(J’ai demandé à mon fils Valentin (13 ans) de lire un livre d’un auteur de la littérature « classique » cet été. Et afin de pouvoir en parler avec lui je me suis pris au jeu de le lire aussi.)

Nous avons choisi « vipère au poing » d’Hervé Bazin.

J’avais dû lire ce livre pour la première fois il y a 35 ans maintenant.

Son héroïne, Folcoche, marâtre rusée, calculatrice, haineuse, pétrie de mauvaise religion, au corps sec comme une trique, est à ranger au musée des horreurs.

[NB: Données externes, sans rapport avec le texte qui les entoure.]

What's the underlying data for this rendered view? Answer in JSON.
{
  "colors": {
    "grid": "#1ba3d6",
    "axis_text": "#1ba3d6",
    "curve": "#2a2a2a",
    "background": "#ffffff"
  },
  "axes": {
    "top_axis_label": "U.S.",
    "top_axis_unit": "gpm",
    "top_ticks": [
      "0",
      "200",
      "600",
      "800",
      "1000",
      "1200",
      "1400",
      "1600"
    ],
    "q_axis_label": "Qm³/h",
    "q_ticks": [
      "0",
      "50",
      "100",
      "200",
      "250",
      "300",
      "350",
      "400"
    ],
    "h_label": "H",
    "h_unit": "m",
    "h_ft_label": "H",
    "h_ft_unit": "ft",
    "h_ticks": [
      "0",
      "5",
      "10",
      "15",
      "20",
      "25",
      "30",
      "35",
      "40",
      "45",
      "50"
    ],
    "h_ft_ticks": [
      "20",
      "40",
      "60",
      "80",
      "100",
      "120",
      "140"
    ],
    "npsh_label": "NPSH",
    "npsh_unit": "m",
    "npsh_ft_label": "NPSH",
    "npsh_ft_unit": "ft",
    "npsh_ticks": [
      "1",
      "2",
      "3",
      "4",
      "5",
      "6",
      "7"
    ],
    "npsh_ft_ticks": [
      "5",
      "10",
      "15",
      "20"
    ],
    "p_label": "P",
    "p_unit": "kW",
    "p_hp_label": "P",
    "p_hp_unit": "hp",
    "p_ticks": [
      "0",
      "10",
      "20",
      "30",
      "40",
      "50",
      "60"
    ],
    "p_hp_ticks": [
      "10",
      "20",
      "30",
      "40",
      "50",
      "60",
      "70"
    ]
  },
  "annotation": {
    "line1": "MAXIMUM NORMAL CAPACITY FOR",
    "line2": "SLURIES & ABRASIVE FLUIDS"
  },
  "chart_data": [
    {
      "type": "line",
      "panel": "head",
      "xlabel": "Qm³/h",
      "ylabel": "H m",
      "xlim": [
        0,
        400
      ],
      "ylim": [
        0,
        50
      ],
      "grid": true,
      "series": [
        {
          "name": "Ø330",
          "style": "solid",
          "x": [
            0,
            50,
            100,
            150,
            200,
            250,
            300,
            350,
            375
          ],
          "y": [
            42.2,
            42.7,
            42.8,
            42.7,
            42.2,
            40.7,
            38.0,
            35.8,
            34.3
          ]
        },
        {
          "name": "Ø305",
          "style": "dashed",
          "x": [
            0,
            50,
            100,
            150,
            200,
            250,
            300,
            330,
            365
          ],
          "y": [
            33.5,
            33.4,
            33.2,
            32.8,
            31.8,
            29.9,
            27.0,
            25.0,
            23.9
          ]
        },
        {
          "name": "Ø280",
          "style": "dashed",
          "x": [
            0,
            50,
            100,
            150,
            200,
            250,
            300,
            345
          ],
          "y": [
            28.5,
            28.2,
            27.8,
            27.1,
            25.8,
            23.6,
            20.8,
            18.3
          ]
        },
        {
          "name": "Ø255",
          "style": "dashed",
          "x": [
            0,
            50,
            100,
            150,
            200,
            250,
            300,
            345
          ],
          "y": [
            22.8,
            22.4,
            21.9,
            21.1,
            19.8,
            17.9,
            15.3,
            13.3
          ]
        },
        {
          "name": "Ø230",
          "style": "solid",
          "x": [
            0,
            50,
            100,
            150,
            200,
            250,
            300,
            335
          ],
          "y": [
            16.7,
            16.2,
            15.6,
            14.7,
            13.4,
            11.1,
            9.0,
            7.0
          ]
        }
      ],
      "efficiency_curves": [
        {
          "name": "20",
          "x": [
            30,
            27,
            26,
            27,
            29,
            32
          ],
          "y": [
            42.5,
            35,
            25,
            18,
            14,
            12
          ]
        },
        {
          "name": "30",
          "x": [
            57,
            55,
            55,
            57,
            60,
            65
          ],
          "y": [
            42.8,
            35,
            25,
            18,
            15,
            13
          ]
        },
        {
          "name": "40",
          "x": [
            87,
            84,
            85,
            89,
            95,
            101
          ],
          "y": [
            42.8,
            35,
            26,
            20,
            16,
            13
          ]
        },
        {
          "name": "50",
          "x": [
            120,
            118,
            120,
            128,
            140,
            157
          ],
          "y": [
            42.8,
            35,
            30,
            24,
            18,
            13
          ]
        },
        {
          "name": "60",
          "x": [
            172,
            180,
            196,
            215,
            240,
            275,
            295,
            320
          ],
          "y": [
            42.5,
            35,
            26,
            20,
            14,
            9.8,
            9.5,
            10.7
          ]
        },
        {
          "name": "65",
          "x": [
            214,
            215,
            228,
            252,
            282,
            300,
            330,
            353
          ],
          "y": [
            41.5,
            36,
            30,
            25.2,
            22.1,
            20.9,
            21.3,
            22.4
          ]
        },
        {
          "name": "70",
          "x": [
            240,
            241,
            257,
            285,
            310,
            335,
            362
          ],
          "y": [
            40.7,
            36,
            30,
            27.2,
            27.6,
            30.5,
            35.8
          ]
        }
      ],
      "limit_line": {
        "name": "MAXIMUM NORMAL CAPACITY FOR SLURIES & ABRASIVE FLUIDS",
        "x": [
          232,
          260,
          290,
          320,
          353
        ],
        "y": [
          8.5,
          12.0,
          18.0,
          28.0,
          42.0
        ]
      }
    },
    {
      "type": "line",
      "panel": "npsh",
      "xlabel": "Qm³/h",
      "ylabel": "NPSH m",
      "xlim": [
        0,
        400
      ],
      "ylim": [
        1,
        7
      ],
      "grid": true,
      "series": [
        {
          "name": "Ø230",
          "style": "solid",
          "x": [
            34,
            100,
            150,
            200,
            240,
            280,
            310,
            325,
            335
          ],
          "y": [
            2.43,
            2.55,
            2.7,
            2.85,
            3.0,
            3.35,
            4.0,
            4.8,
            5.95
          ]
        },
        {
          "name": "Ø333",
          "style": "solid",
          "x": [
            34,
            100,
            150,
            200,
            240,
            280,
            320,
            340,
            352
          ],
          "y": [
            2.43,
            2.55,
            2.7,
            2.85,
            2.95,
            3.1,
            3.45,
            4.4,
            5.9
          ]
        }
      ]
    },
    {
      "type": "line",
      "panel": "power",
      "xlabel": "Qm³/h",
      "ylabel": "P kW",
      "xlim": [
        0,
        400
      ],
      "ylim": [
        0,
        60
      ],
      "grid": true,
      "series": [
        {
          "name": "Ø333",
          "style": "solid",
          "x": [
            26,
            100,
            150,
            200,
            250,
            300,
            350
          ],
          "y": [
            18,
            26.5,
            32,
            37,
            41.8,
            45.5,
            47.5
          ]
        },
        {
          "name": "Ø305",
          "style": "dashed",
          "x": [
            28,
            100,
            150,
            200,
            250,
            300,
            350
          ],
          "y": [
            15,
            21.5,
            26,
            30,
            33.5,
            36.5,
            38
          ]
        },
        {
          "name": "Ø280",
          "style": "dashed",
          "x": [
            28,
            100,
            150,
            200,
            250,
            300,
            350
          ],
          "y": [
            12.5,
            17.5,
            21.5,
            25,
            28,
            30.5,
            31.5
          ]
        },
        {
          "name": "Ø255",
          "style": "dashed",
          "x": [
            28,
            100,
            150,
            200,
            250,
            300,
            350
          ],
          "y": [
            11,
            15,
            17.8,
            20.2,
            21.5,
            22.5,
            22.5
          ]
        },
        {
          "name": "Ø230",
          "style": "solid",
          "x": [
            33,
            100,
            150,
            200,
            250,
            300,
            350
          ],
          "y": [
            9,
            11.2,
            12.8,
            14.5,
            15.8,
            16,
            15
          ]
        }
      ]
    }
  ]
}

Ce livre, c’est l’histoire d’une France qui n’existe plus, tombée aux oubliettes dans les fracas de la seconde guerre mondiale. C’est la France de cette vieille noblesse mélangée, pour le meilleur et pour le pire, à cette grande bourgeoisie provinciale, les deux se rejoignant dans leur insupportable arrogance, les deux ayant les mêmes doigts crochus quand il s’agit de défendre leurs petits privilèges, les deux recroquevillés dans leurs manoirs branlants sans voir la marche du monde. C’est la France de Charles Maurras, quand la troisième République s’effondre comme un château de cartes face aux légions nazies.

Ce livre, c’est l’histoire d’une famille qui sent confusément que les valeurs qu’elle véhicule vont disparaitre, que leur heure est comptée.

Un père veule et insignifiant, des percepteurs au rabais qui préfère fuir en courant ou regarder distraitement ailleurs… Personne pour empêcher la sorcière Folcoche de régner en Maitre absolu sur le domaine de la « Belle Angerie », et d’humilier de la plus épouvantable manière ses propres fils : Chiffe, Cropette, Brasse- bouillon. Coups de fourchettes sur les mains, surveillance continuelle, mentalité́ de la méfiance érigée en dogme, cranes tondus, déshabillage des consciences… Abaissements, Vexations… rien ne leur sera épargné. Et tout cela au nom de la bien-pensance chrétienne.

Le seul à relever la tête face à la dictature de Folcoche sera Brasse-bouillon, notre narrateur. Plus dur que ses deux frères, plus malin, plus endurant, sa jeunesse finira par la vaincre. Avec un certain plaisir cynique, il se rendra compte en même temps qu’il lui ressemble en tout point avec sa haine et son mépris plantés dans le cœur. Son premier acte d’homme sera d’ailleurs de se moquer et de faire pleurer une pauvre fille. Écœurant, gratuit, et en même temps tellement prévisible.

A lire ou à relire car ce livre est simplement Magistral.